Le Théâtre de la Cité présentait le mois dernier un spectacle par trois fois remarquable : par l’auteur du texte, par l’interprète, par le metteur en scène. Remontons la piste.
Le metteur en scène vous le connaissez : Il s’agit de François Bourcier, qui a fondé la compagnie Le théorème de Plank. Le Théâtre de la Cité (encore lui !) avait programmé le 30 avril 2016 Résister c’est Exister que ledit François avait mise en scène et interprété. (Voir article dans ciaovivalaculture du 2 mai 2016.
L’interprète ? Dans la famille Mesguich je demande le père. Daniel. Qui connaît un peu le théâtre ne peut ignorer ce nom. Il est venu au Théâtre de Nice je ne sais combien de fois, notamment à deux reprises avec sa pièce fétiche, Hamlet.
Dans la famille Mesguich je demande la fille. Sarah. Metteur en scène -celui que me fera écrire Metteuse est loin d’être né- comédienne vue à Nice dans Actes de Tchekhov. Elle a joué entre autres sous la direction de Jean Claude- Fall, Daniel Mesguich, Patrice Chéreau… dans une quarantaine de pièces de théâtre.
Et dans la famille Mesguich je demande le fils. William. Que l’on a vu à Nice au TNN dans L’entretien entre Descartes et Pascal le Jeune et Hamlet. Mis en scène de et avec papa. Mais si on regarde le nombre de ses opus théâtraux, on constate que, pour un comédien et un metteur en scène d’un peu plus de quarante ans, il peut en être fier. Il nous revient seul sur scène, donc mis en scène par François Bourcier, et au texte, Totor. Pardon, Victor Hugo.

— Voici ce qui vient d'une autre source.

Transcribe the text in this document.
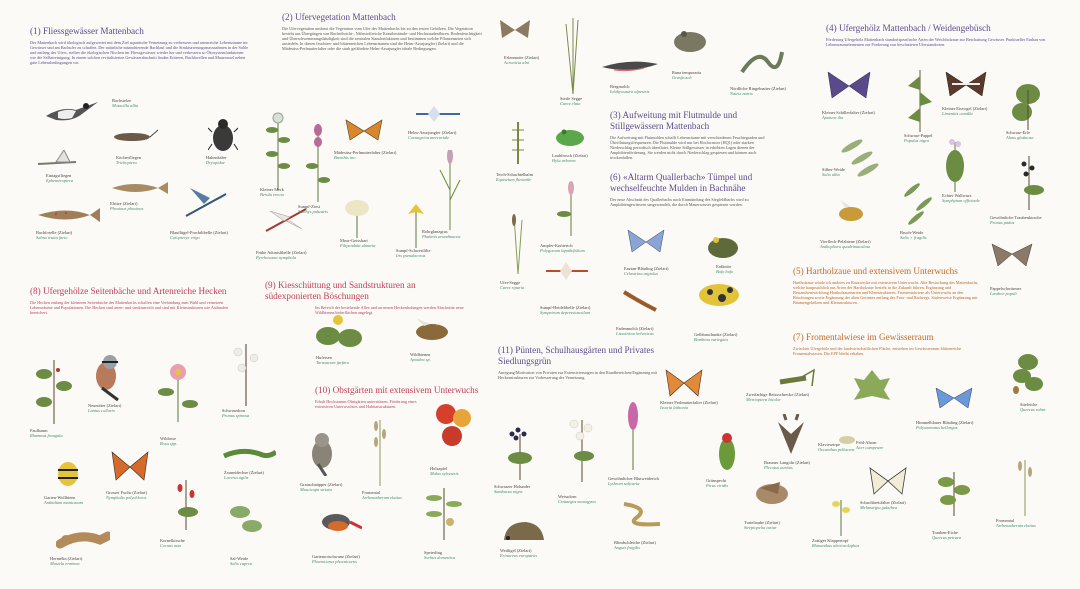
(1) Fliessgewässer Mattenbach
Der Mattenbach wird ökologisch aufgewertet mit dem Ziel aquatische Vernetzung zu verbessern und artenreiche Lebensräume im Gewässer und am Bachufer zu schaffen. Der natürliche mäandrierende Bachlauf und die Strukturierungsmassnahmen in der Sohle und entlang des Ufers, stellen die ökologischen Nischen im Fliessgewässer wieder her und verbessern so Ökosystemfunktionen wie die Selbstreinigung. In einem solchen revitalisierten Gewässerabschnitt finden Eritreen, Bachforellen und Mauerassel neben gute Lebensbedingungen vor.
(2) Ufervegetation Mattenbach
Die Ufervegetation umfasst die Vegetation vom Ufer des Mattenbachs bis zu den ersten Gehölzen. Die Vegetation besteht aus Übergängen von Bachröhricht-, Nährstoffreiche Krautbestände- und Hochstaudenfluren. Bodenfeuchtigkeit und Überschwemmungshäufigkeit sind die zentralen Standortfaktoren und bestimmen welche Pflanzenarten sich ansiedeln. In diesen feuchten- und blütenreichen Lebensräumen sind die Heim-Azurjungfer (Zielart) und die Mädesüss-Perlmutterfalter oder die stark gefährdete Helm-Azurjungfer ideale Bedingungen.
(3) Aufweitung mit Flutmulde und Stillgewässern Mattenbach
Die Aufweitung mit Flutmulden schafft Lebensräume mit verschiedenen Feuchtegraden und Überflutungsfrequenzen. Die Flutmulde wird nur bei Hochwasser (HQ1) oder starken Niederschlag periodisch überflutet. Kleine Stillgewässer in erhöhten Lagen dienen der Amphibienförderung. Sie werden nicht durch Niederschlag gespiesen und können auch trockenfallen.
(6) «Altarm Quallerbach» Tümpel und wechselfeuchte Mulden in Bachnähe
Der neue Abschnitt des Quallerbachs nach Einmündung des Siegfeldbachs wird zu Amphibiengewässern umgewandelt, die durch Mauerwasser gespiesen werden.
(4) Ufergehölz Mattenbach / Weidengebüsch
Förderung Ufergehölz Mattenbach standortspezifische Arten der Weichholzaue zur Beschattung Gewässer. Punktueller Einbau von Lebensraumelementen zur Förderung von beschatteten Uferstandorten.
(5) Hartholzaue und extensivem Unterwuchs
Hartholzaue würde ich anderes zu Bauzwecke mit extensivem Unterwuchs. Alte Bestockung des Mattenbachs, welche hauptsächlich aus Arten der Hartholzaue besteht in die Zukunft führen. Ergänzung und Bestandsentwicklung Hartholzauenarten und Kleinstrukturen. Fromentalwiese als Unterwuchs an den Böschungen sowie Ergänzung der alten Gerinnes entlang des Fuss- und Radwegs. Stufenweise Ergänzung mit Bäumengehölzen und Kleinstrukturen.
(7) Fromentalwiese im Gewässerraum
Zwischen Ufergehölz und der landwirtschaftlichen Fläche, entstehen im Gewässerraum blütenreiche Fromentalwiesen. Die EFF bleibt erhalten.
(8) Ufergehölze Seitenbäche und Artenreiche Hecken
Die Hecken entlang der kleineren Seitenbäche des Mattenbachs schaffen eine Verbindung zum Wald und vernetzen Lebensräume und Populationen. Die Hecken sind arten- und strukturreich und sind mit Kleinstrukturen wie Asthaufen bereichert.
(9) Kiesschüttung und Sandstrukturen an südexponierten Böschungen
Im Bereich der bestehende Allee und an neuen Heckenholungen werden Abschnitte neue Wildbienenförderflächen angelegt.
(10) Obstgärten mit extensivem Unterwuchs
Erhalt Hochstamm Obstgärten unterstützen. Förderung eines extensiven Unterwuchses und Habitatstrukturen.
(11) Pünten, Schulhausgärten und Privates Siedlungsgrün
Anregung/Motivation von Privaten zur Extensivierungen in den Randbereichen/Ergänzung mit Heckenstrukturen zur Vorbesserung der Vernetzung.
Bachstelze
Motacilla alba
Köcherfliegen
Trichoptera
Hakenkäfer
Dryopidae
Eintagsfliegen
Ephemeroptera
Elritze (Zielart)
Phoxinus phoxinus
Bachforelle (Zielart)
Salmo trutta fario
Blauflügel-Prachtlibelle (Zielart)
Calopteryx virgo
Kleiner Merk
Berula erecta
Mädesüss-Perlmutterfalter (Zielart)
Brenthis ino
Helm-Azurjungfer (Zielart)
Coenagrion mercuriale
Sumpf-Ziest
Stachys palustris
Rohrglanzgras
Phalaris arundinacea
Frühe Adonislibelle (Zielart)
Pyrrhosoma nymphula
Moor-Geissbart
Filipendula ulmaria
Sumpf-Schwertlilie
Iris pseudacorus
Erlenmotte (Zielart)
Acronicta alni
Steife Segge
Carex elata
Bergmolch
Ichthyosaura alpestris
Rana temporaria
Grasfrosch
Nördliche Ringelnatter (Zielart)
Natrix natrix
Laubfrosch (Zielart)
Hyla arborea
Teich-Schachtelhalm
Equisetum fluviatile
Ampfer-Knöterich
Polygonum lapathifolium
Ufer-Segge
Carex riparia
Sumpf-Heidelibelle (Zielart)
Sympetrum depressiusculum
Enzian-Bläuling (Zielart)
Celastrina argiolus
Erdkröte
Bufo bufo
Fadenmolch (Zielart)
Lissotriton helveticus	Gelbbauchunke (Zielart)
Bombina variegata
Kleiner Schillerfalter (Zielart)
Apatura ilia
Kleiner Eisvogel (Zielart)
Limenitis camilla
Schwarz-Pappel
Populus nigra
Schwarz-Erle
Alnus glutinosa
Silber-Weide
Salix alba
Echter Wallwurz
Symphytum officinale
Gewöhnliche Traubenkirsche
Prunus padus
Vierfleck-Pelzbiene (Zielart)
Anthophora quadrimaculata
Bruch-Weide
Salix × fragilis
Pappelschwärmer
Laothoe populi
Faulbaum
Rhamnus frangula
Neuntöter (Zielart)
Lanius collurio
Wildrose
Rosa spp.
Schwarzdorn
Prunus spinosa
Garten-Wollbiene
Anthidium manicatum
Grosser Fuchs (Zielart)
Nymphalis polychloros
Zauneidechse (Zielart)
Lacerta agilis
Hermelin (Zielart)
Mustela erminea
Kornelkirsche
Cornus mas
Sal-Weide
Salix caprea
Hufeisen
Taraxacum farfara
Wildbienen
Apoidea sp.
Grauschnäpper (Zielart)
Muscicapa striata
Fromental
Arrhenatherum elatius
Holzapfel
Malus sylvestris
Gartenrotschwanz (Zielart)
Phoenicurus phoenicurus
Speierling
Sorbus domestica
Schwarzer Holunder
Sambucus nigra
Weissdorn
Crataegus monogyna
Gewöhnlicher Blutweiderich
Lythrum salicaria
Kleiner Perlmutterfalter (Zielart)
Issoria lathonia
Weißigel (Zielart)
Erinaceus europaeus
Blindschleiche (Zielart)
Anguis fragilis
Zweifarbige Beissschrecke (Zielart)
Metrioptera bicolor
Grünspecht
Picus viridis
Braunes Langohr (Zielart)
Plecotus auritus
Klavierzirpe
Oecanthus pellucens
Feld-Ahorn
Acer campestre
Himmelblauer Bläuling (Zielart)
Polyommatus bellargus
Stieleiche
Quercus robur
Turteltaube (Zielart)
Streptopelia turtur
Zottiger Klappertopf
Rhinanthus alectorolophus
Schachbrettfalter (Zielart)
Melanargia galathea
Trauben-Eiche
Quercus petraea
Fromental
Arrhenatherum elatius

Il s’agit du l’adaptation du « Dernier jour d’un condamné », que l’on classifie comme roman à thèse, roman mettant en scène des personnages destinés à illustrer ou représenter des concepts ou des courants philosophiques.
Victor Hugo rencontre plusieurs fois le spectacle de la guillotine et s’indigne de ce que la société se permet de faire de sang-froid ce qu’elle reproche à l’accusé d’avoir fait. C’est au lendemain d’une traversée de la place de l’Hôtel de Ville où le bourreau graissait la guillotine en prévision de l’exécution prévue le soir même que Victor Hugo se lance dans l’écriture du Dernier Jour d’un condamné qu’il achève très rapidement.

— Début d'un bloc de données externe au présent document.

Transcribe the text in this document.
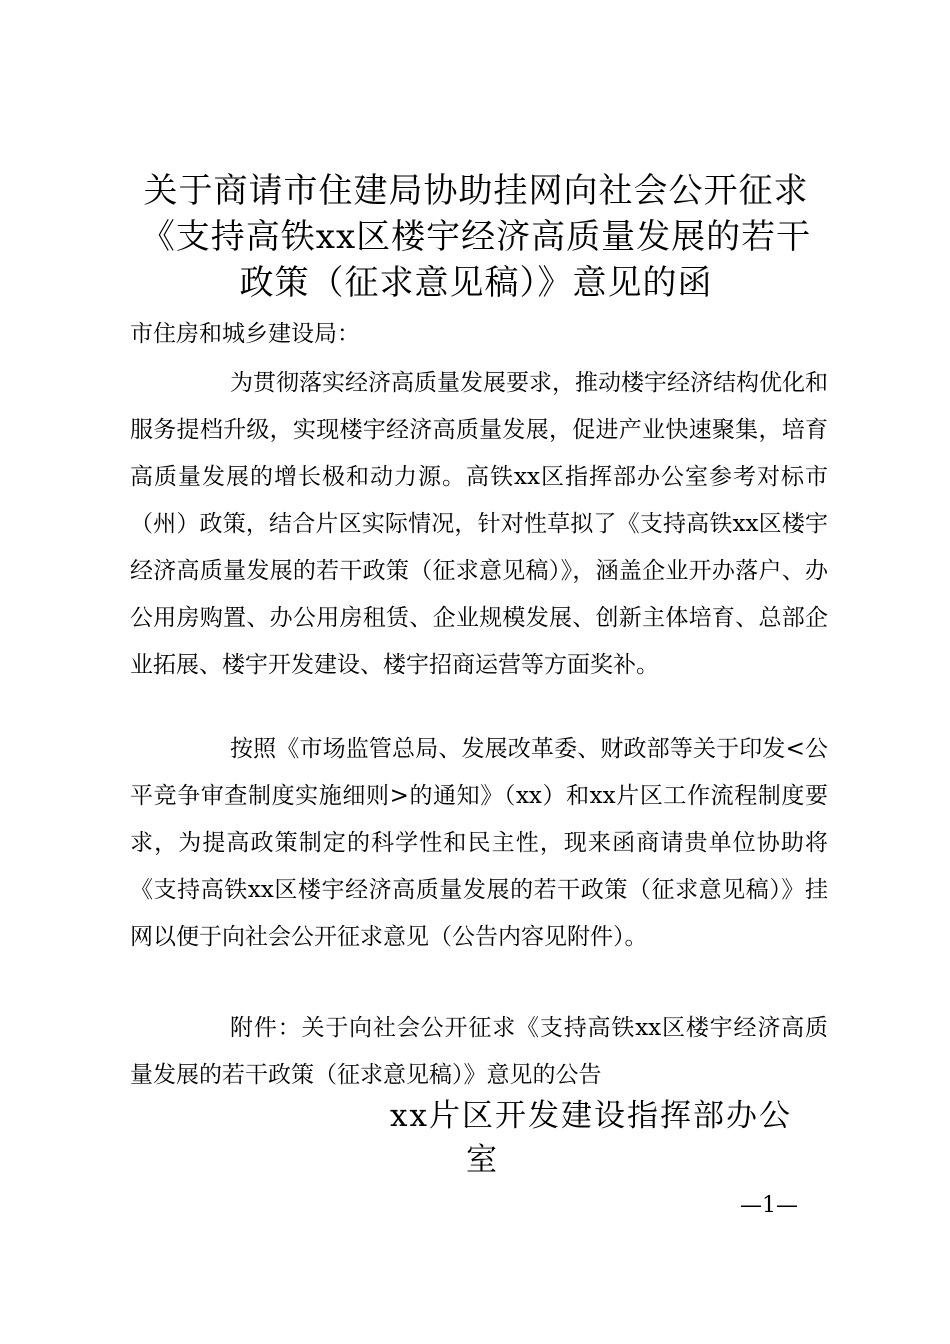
关于商请市住建局协助挂网向社会公开征求
《支持高铁xx区楼宇经济高质量发展的若干
政策（征求意见稿）》意见的函
市住房和城乡建设局：

为贯彻落实经济高质量发展要求，推动楼宇经济结构优化和服务提档升级，实现楼宇经济高质量发展，促进产业快速聚集，培育高质量发展的增长极和动力源。高铁xx区指挥部办公室参考对标市（州）政策，结合片区实际情况，针对性草拟了《支持高铁xx区楼宇经济高质量发展的若干政策（征求意见稿）》，涵盖企业开办落户、办公用房购置、办公用房租赁、企业规模发展、创新主体培育、总部企业拓展、楼宇开发建设、楼宇招商运营等方面奖补。

按照《市场监管总局、发展改革委、财政部等关于印发<公平竞争审查制度实施细则>的通知》（xx）和xx片区工作流程制度要求，为提高政策制定的科学性和民主性，现来函商请贵单位协助将《支持高铁xx区楼宇经济高质量发展的若干政策（征求意见稿）》挂网以便于向社会公开征求意见（公告内容见附件）。

附件：关于向社会公开征求《支持高铁xx区楼宇经济高质量发展的若干政策（征求意见稿）》意见的公告

xx片区开发建设指挥部办公
室
—1—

Le roman se présente comme le journal d’un condamné à mort écrit durant les vingt-quatre dernières heures de son existence dans lequel il raconte ce qu’il a vécu depuis le début de son procès jusqu’au moment de son exécution, soit environ six semaines de sa vie.
Le spectacle est intense, le jeu de William est habité, mais sans « en faire des tonnes », comme d’aucun pourrait le faire. Et dans la mise en scène, ce qui est remarquable, c’est la scénographie, en particulier l’usage de la lumière qui « écrit » à la fois le climat, l’atmosphère mais aussi le lieu de l’action. On sent que François Bourcier n’est pas sans ignorer le cinéma expressionnisme.» du contexte de l’action, et même du roman, Pourquoi, nous avons posé la question à William Mesguich.

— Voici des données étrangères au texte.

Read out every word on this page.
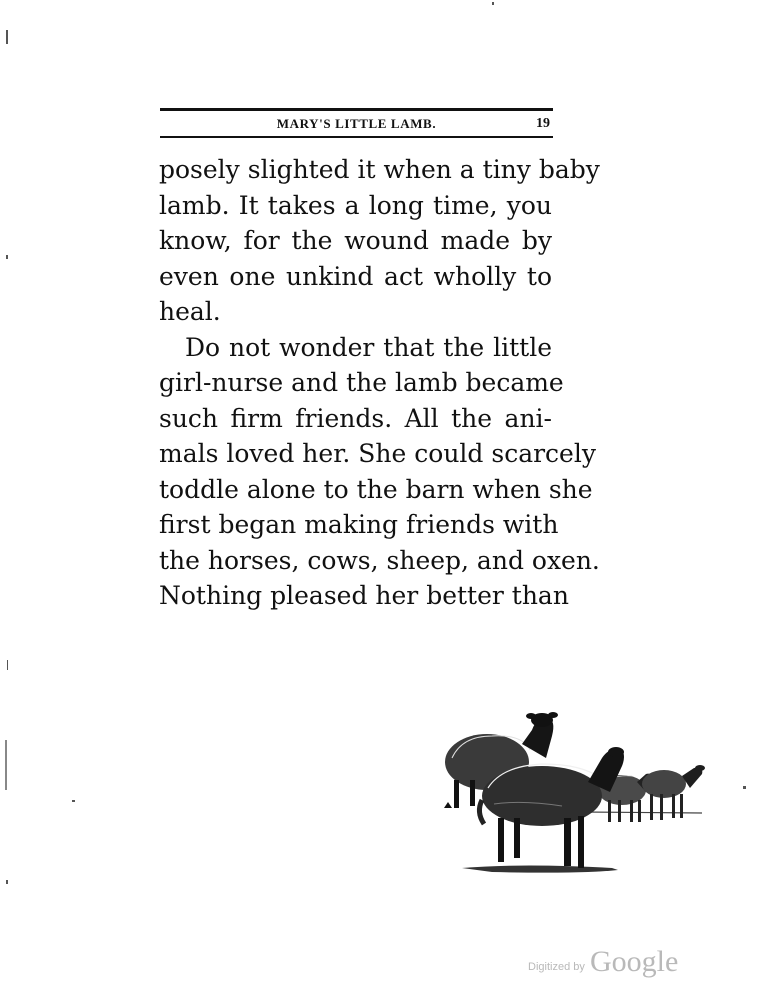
MARY'S LITTLE LAMB.	19
posely slighted it when a tiny baby
lamb. It takes a long time, you
know, for the wound made by
even one unkind act wholly to
heal.
Do not wonder that the little
girl-nurse and the lamb became
such firm friends. All the ani-
mals loved her. She could scarcely
toddle alone to the barn when she
first began making friends with
the horses, cows, sheep, and oxen.
Nothing pleased her better than
Digitized by Google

Qui est-ce qui vous a déterminé à choisir ce texte d’Hugo?
J’aime Hugo depuis très jeune. J’aime sa poésie, son théâtre, .ses romans j’aime son style aussi bien sûr. Après « Mémoires d’un fou » de Gustave Flaubert, je voulais goûter à nouveau à l’ivresse d’une performance solitaire sur scène. J’ai demandé à François Bourcier de m’accompagner sur cette aventure et notre choix s’est porté sur ce « dernier jour d’un condamné ». C’est un texte majeur de la littérature mondiale. C’est un texte fort que j’ai toujours apprécié et qui permet d’aller sur le terrain de l’universel pour parler de la nature humaine dans un moment de rupture pour un homme, un moment de violence et de fragilité à la fois. Aborder la question de la culpabilité et d’une fin de vie pour un être humain sur laquelle se sont accordées les personnes d’une même société-en conscience- est passionnante et mérite qu’on y prête attention.
Nous sommes à l’heure du politiquement correct, du sémantiquement correct. Ce qui frappe, à considérer l’œuvre d’Hugo (textes, romans, poésie) c’est que c’est l’œuvre d’un révolté permanent. Y a t-il place pour un Hugo actuellement?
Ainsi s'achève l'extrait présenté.